Bochs can be configured as an older Intel® 386, or successor processors
such as the 486, Pentium, Pentium Pro, or a 64-bit variant. It even emulates
optional graphics instructions like the MMX and 3DNow.
Using the Bochs emulator, you can run any Linux distribution on Linux,
Microsoft® Windows® 95/98/NT/2000 (and a variety of applications) on
Linux, and even the Berkeley Software Distribution (BSD) operating systems
(FreeBSD, OpenBSD, and so on) on Linux.
QEMU (emulation)
QEMU is another emulator, like Bochs, but it has some differences that are worth
noting. QEMU supports two modes of operation. The first is the Full System
Emulation mode. This mode is similar to Bochs in that it emulates a full personal
computer (PC) system with processor and peripherals. This mode emulates a number
of processor architectures, such as x86, x86_64, ARM, SPARC, PowerPC, and MIPS,
with reasonable speed using dynamic translation. Using this mode, you can emulate
the Windows operating systems (including XP) and Linux on Linux, Solaris, and
FreeBSD. Many other operating system combinations are also supported (see the Resources section for more information).
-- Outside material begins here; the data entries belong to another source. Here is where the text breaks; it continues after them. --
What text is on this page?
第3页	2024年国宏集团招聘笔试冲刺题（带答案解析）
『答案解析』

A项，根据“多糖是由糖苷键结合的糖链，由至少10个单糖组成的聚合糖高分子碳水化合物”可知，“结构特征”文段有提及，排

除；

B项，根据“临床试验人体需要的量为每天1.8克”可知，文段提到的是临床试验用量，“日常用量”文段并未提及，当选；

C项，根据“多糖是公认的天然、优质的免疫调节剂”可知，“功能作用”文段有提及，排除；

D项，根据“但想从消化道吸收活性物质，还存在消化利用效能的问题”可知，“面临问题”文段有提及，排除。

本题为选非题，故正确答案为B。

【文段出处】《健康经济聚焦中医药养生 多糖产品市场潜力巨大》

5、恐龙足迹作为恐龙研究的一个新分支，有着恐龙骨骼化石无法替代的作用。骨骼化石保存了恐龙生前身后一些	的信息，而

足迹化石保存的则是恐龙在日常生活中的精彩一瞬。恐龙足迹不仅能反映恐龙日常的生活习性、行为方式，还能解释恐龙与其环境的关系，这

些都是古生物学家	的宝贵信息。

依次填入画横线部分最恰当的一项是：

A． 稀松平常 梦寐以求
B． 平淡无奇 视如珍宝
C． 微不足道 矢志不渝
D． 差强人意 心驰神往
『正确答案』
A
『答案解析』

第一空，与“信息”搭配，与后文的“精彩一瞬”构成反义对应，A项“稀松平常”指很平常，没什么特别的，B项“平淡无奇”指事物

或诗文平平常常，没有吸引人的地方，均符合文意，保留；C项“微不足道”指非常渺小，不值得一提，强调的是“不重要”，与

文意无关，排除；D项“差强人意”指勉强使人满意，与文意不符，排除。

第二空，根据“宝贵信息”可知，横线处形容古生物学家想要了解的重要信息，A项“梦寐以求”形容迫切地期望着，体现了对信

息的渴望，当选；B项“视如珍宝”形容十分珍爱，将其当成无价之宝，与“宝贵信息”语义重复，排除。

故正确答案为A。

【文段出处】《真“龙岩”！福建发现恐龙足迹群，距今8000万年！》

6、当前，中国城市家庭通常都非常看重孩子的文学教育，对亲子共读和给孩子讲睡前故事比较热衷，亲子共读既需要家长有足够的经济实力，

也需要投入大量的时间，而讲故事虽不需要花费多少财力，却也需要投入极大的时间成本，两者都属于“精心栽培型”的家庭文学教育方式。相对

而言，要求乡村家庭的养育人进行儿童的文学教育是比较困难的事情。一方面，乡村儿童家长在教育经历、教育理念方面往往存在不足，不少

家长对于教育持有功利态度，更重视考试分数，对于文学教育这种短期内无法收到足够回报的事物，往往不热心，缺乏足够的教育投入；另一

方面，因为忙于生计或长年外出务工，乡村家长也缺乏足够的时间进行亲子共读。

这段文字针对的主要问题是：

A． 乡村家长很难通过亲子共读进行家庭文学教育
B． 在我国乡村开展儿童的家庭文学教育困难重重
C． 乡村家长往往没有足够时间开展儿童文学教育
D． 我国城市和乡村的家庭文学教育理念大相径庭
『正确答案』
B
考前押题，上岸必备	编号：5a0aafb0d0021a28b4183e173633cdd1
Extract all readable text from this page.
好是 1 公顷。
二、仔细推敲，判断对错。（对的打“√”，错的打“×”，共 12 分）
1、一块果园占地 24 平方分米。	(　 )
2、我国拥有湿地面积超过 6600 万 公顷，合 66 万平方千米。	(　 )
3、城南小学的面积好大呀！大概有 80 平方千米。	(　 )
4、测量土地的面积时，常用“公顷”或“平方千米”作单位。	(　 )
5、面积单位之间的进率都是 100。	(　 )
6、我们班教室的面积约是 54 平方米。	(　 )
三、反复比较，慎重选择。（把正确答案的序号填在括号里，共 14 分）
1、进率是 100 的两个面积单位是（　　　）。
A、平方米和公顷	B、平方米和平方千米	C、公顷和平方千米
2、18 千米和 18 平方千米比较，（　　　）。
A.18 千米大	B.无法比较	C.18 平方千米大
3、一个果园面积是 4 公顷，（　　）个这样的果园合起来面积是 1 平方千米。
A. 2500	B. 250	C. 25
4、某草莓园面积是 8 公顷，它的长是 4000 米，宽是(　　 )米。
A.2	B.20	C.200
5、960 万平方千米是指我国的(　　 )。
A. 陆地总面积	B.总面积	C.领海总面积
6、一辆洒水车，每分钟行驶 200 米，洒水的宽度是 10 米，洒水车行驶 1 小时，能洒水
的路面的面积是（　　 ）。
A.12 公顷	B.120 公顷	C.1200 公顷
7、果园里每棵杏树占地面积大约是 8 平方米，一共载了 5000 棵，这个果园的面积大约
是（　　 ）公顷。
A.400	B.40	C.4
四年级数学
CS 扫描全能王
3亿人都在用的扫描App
QEMU also supports a second mode called User Mode Emulation. In this mode, which
can only be hosted on Linux, a binary for a different architecture can be
launched. This allows, for example, a binary compiled for the MIPS architecture to
be executed on Linux running on x86. Other architectures supported in this mode
include ARM, SPARC, and PowerPC, though more are under development.
VMware (full virtualization)
VMware is a commercial solution for full virtualization. A hypervisor sits
between the guest operating systems and the bare hardware as an abstraction layer.
This abstraction layer allows any operating system to run on the hardware without
knowledge of any other guest operating system.
VMware also virtualizes the available I/O hardware and places drivers for
high-performance devices into the hypervisor.
The entire virtualized environment is kept as a file, meaning that a full system
(including guest operating system, VM, and virtual hardware) can be easily and
quickly migrated to a new host for load balancing.
z/VM (full virtualization)
While the IBM System z™ is a new brand name, it actually has a long
heritage originating back in the 1960s. The System/360 supported virtualization
using virtual machines in 1965. Interestingly, the System z retains backward
compatibility with the older System/360 line.
The z/VM® is the operating system hypervisor for the System z. At its core
is the Control Program (CP), which provides the virtualization of physical
resources to the guest operating systems, including Linux (see Figure 5). This
permits multiple processors and other resources to be virtualized for a number of
guest operating systems.
Figure 5. Operating system-level
virtualization using z/VM
The z/VM can also emulate a guest local area network (LAN) virtually for those
guest operating systems that want to communicate with each other. This is emulated
entirely in the hypervisor, making it highly secure.
Xen (paravirtualization)
Xen is a free open source solution for operating system-level paravirtualization
from XenSource. Recall that in paravirtualization the hypervisor and the operating
system collaborate on the virtualization, requiring operating system changes but
resulting in near native performance.
As Xen requires collaboration (modifications to the guest operating system), only
those operating systems that are patched can be virtualized over Xen. From the
perspective of Linux, which is itself open source, this is a reasonable compromise
because the result is better performance than full virtualization. But from the
perspective of wide support (such as supporting other non-open source operating
systems), it's a clear disadvantage.
It is possible to run Windows as a guest on Xen, but only on systems running the
Intel Vanderpool or AMD Pacifica. Other operating systems that support Xen include
Minix, Plan 9, NetBSD, FreeBSD, and OpenSolaris.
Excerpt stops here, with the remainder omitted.